Imagen: Emiliano Spada

El acceso a una vivienda es un sueño casi imposible para algunas capas de la población. Especialmente, aquellas personas con rentas más bajas o en riesgo de exclusión social son las más afectadas por el elevado precio de los pisos. Conscientes de esta realidad, algunas administraciones y entidades privadas cuentan desde hace varios años con las denominadas viviendas de inclusión, también conocidas como viviendas normalizadas o de inserción. Su función es acoger temporalmente a personas individuales o familias que se encuentran inmersas en un proceso de inserción social y no disponen de medios económicos para acceder a una vivienda en el mercado libre.

«Poder disponer de una vivienda digna puede suponer la diferencia entre la inclusión social o la marginalidad»

La Fundación Un Sol Món es una de las entidades que gestiona este tipo de pisos. Desde hace un par de años, coordina la Red de Viviendas de Inclusión, formada por entidades sociales sin ánimo de lucro que gestionan viviendas tuteladas para colectivos en riesgo de exclusión. En total, la Red cuenta con 406 pisos de los que se benefician unas 1.600 personas. Según explica una de las responsables de la Fundación, «poder disponer de una vivienda digna puede suponer la diferencia entre la inclusión social o la marginalidad para muchas personas».

Usuarios de las viviendas

Las viviendas de inserción están destinadas a personas solas o familias con un cierto grado de autonomía, pero que precisan una tutela o seguimiento especial. Son pisos que se habitan de manera temporal, generalmente entre tres y doce meses, e incluyen un plan de trabajo personalizado. El objetivo es que los inquilinos convivan en un marco normalizado que les permita alcanzar un grado de autosuficiencia para independizarse.

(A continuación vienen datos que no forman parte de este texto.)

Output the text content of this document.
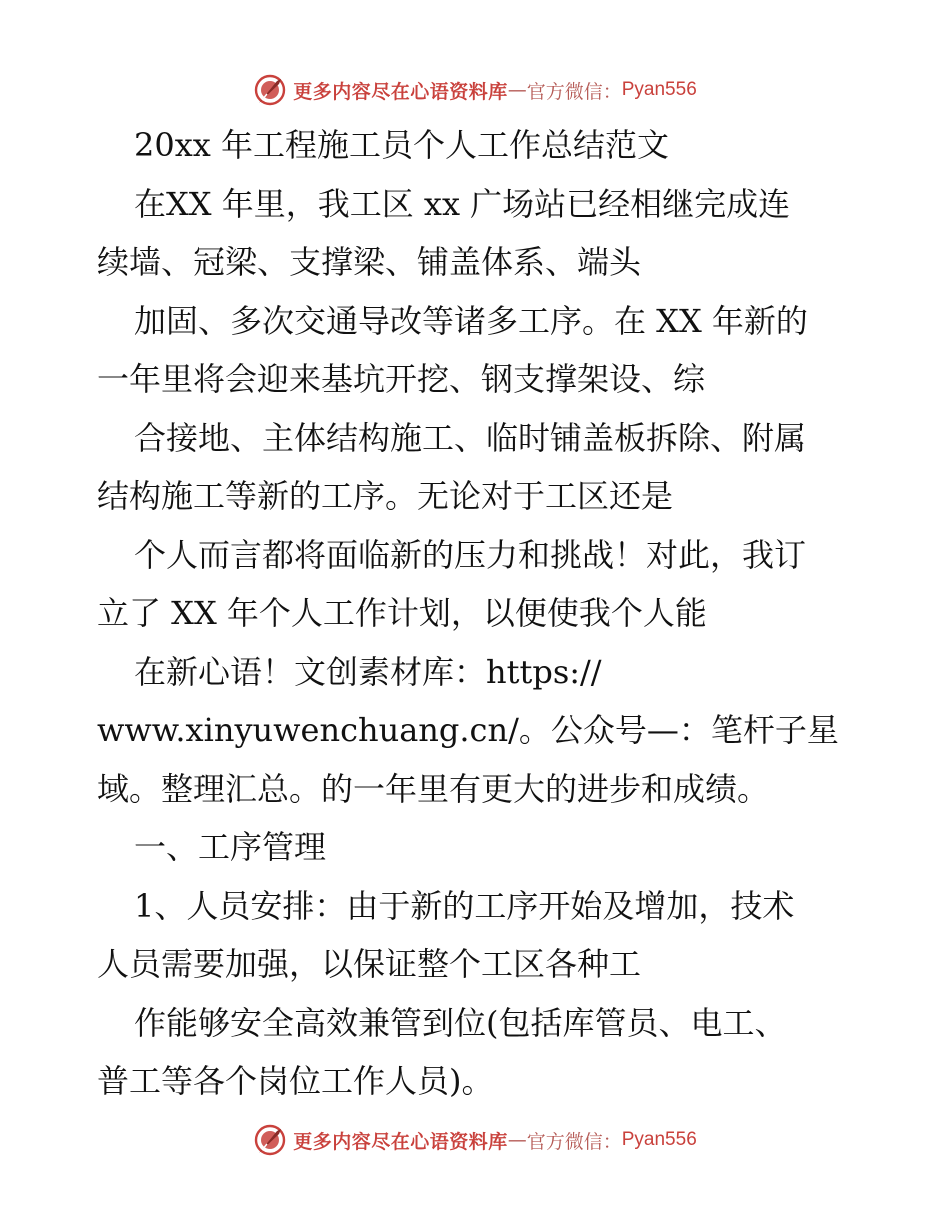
更多内容尽在心语资料库 — 官方微信： Pyan556
20xx 年工程施工员个人工作总结范文
在XX 年里，我工区 xx 广场站已经相继完成连
续墙、冠梁、支撑梁、铺盖体系、端头
加固、多次交通导改等诸多工序。在 XX 年新的
一年里将会迎来基坑开挖、钢支撑架设、综
合接地、主体结构施工、临时铺盖板拆除、附属
结构施工等新的工序。无论对于工区还是
个人而言都将面临新的压力和挑战！对此，我订
立了 XX 年个人工作计划，以便使我个人能
在新心语！文创素材库：https://
www.xinyuwenchuang.cn/。公众号—：笔杆子星
域。整理汇总。的一年里有更大的进步和成绩。
一、工序管理
1、人员安排：由于新的工序开始及增加，技术
人员需要加强，以保证整个工区各种工
作能够安全高效兼管到位(包括库管员、电工、
普工等各个岗位工作人员)。
更多内容尽在心语资料库 — 官方微信： Pyan556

La condición es que acepten integrarse en un plan de inserción y muestren la voluntad de adquirir hábitos de convivencia, organización y atención personal.

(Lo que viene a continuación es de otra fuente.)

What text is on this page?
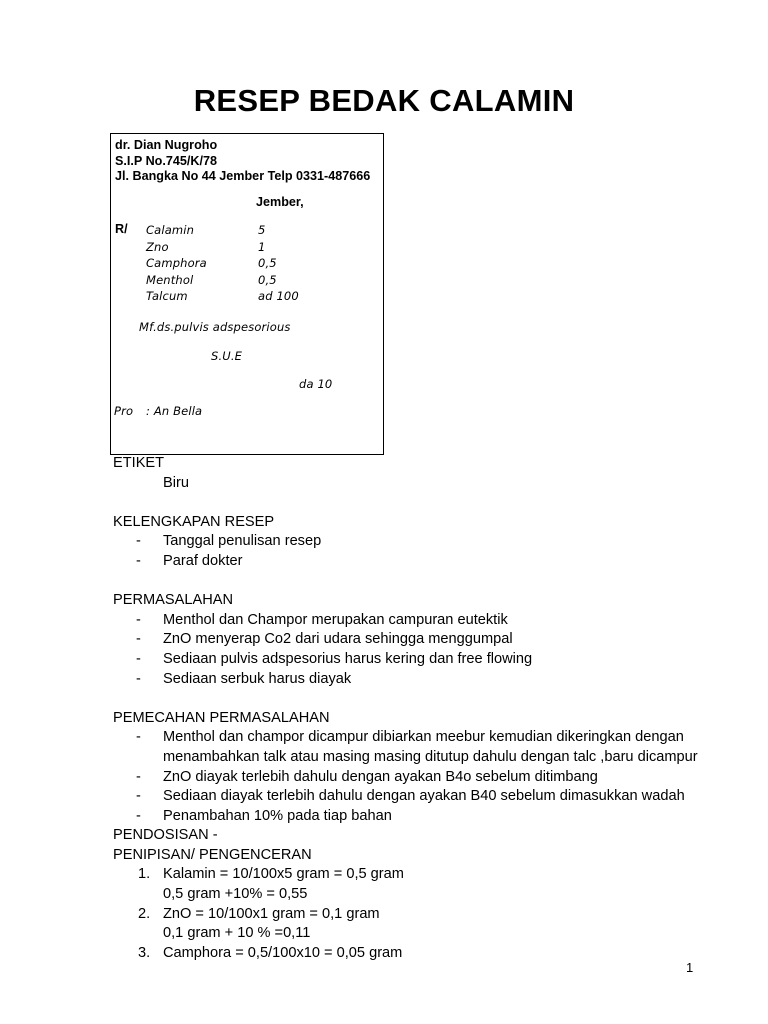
RESEP BEDAK CALAMIN
dr. Dian Nugroho
S.I.P No.745/K/78
Jl. Bangka No 44 Jember Telp 0331-487666
Jember,
R/ Calamin	5
Zno	1
Camphora	0,5
Menthol	0,5
Talcum	ad 100
Mf.ds.pulvis adspesorious
S.U.E
da 10
Pro : An Bella
ETIKET
Biru
KELENGKAPAN RESEP
- Tanggal penulisan resep
- Paraf dokter
PERMASALAHAN
- Menthol dan Champor merupakan campuran eutektik
- ZnO menyerap Co2 dari udara sehingga menggumpal
- Sediaan pulvis adspesorius harus kering dan free flowing
- Sediaan serbuk harus diayak
PEMECAHAN PERMASALAHAN
- Menthol dan champor dicampur dibiarkan meebur kemudian dikeringkan dengan menambahkan talk atau masing masing ditutup dahulu dengan talc ,baru dicampur
- ZnO diayak terlebih dahulu dengan ayakan B4o sebelum ditimbang
- Sediaan diayak terlebih dahulu dengan ayakan B40 sebelum dimasukkan wadah
- Penambahan 10% pada tiap bahan
PENDOSISAN -
PENIPISAN/ PENGENCERAN
1. Kalamin = 10/100x5 gram = 0,5 gram
0,5 gram +10% = 0,55
2. ZnO = 10/100x1 gram = 0,1 gram
0,1 gram + 10 % =0,11
3. Camphora = 0,5/100x10 = 0,05 gram
1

En el caso de la Red de Viviendas de Inclusión, los grupos beneficiarios son personas sin hogar, inmigrantes sin permiso de residencia o trabajo, solicitantes de asilo y refugiados, personas con VIH, mujeres afectadas por la violencia de género, arrendatarios desahuciados mediante prácticas abusivas, drogodependientes, personas con trastorno mental, perceptores de prestaciones muy bajas, jóvenes ex tutelados de la Administración y otros grupos en situaciones análogas. El «Informe 2006 de la Red de Viviendas de Inclusión» recoge las dificultades con que se encuentran cada uno de estos grupos y hace hincapié en la situación de las mujeres inmigrantes, víctimas de «discriminaciones asociadas a su condición, que se traducen en los bajos salarios que perciben, trabajos que tienen características de informalidad, contratos irregulares o inexistentes y falta de protección laboral», entre otras cosas.

Los pisos se habitan de manera temporal, generalmente entre tres y doce meses, e incluyen un plan de trabajo personalizado

Otro grupo sensible son los jóvenes ex tutelados, que se pueden sentir desprotegidos al cumplir la mayoría de edad y salir del centro en el que han convivido hasta ese momento. La atención se centra en proporcionarles un hogar, así como los recursos psicológicos, sociales y económicos que necesitan para el desarrollo integral de su persona. Por su parte, la Fundación Patim cuenta con un piso de inserción destinado a personas con problemas de adicción en fase de integración socio-laboral. «Es un recurso de carácter transitorio, que funciona con un régimen de autogestión y cuyo objetivo es conseguir que las personas sean independientes», explica la responsable del piso, Lucía Ruffo.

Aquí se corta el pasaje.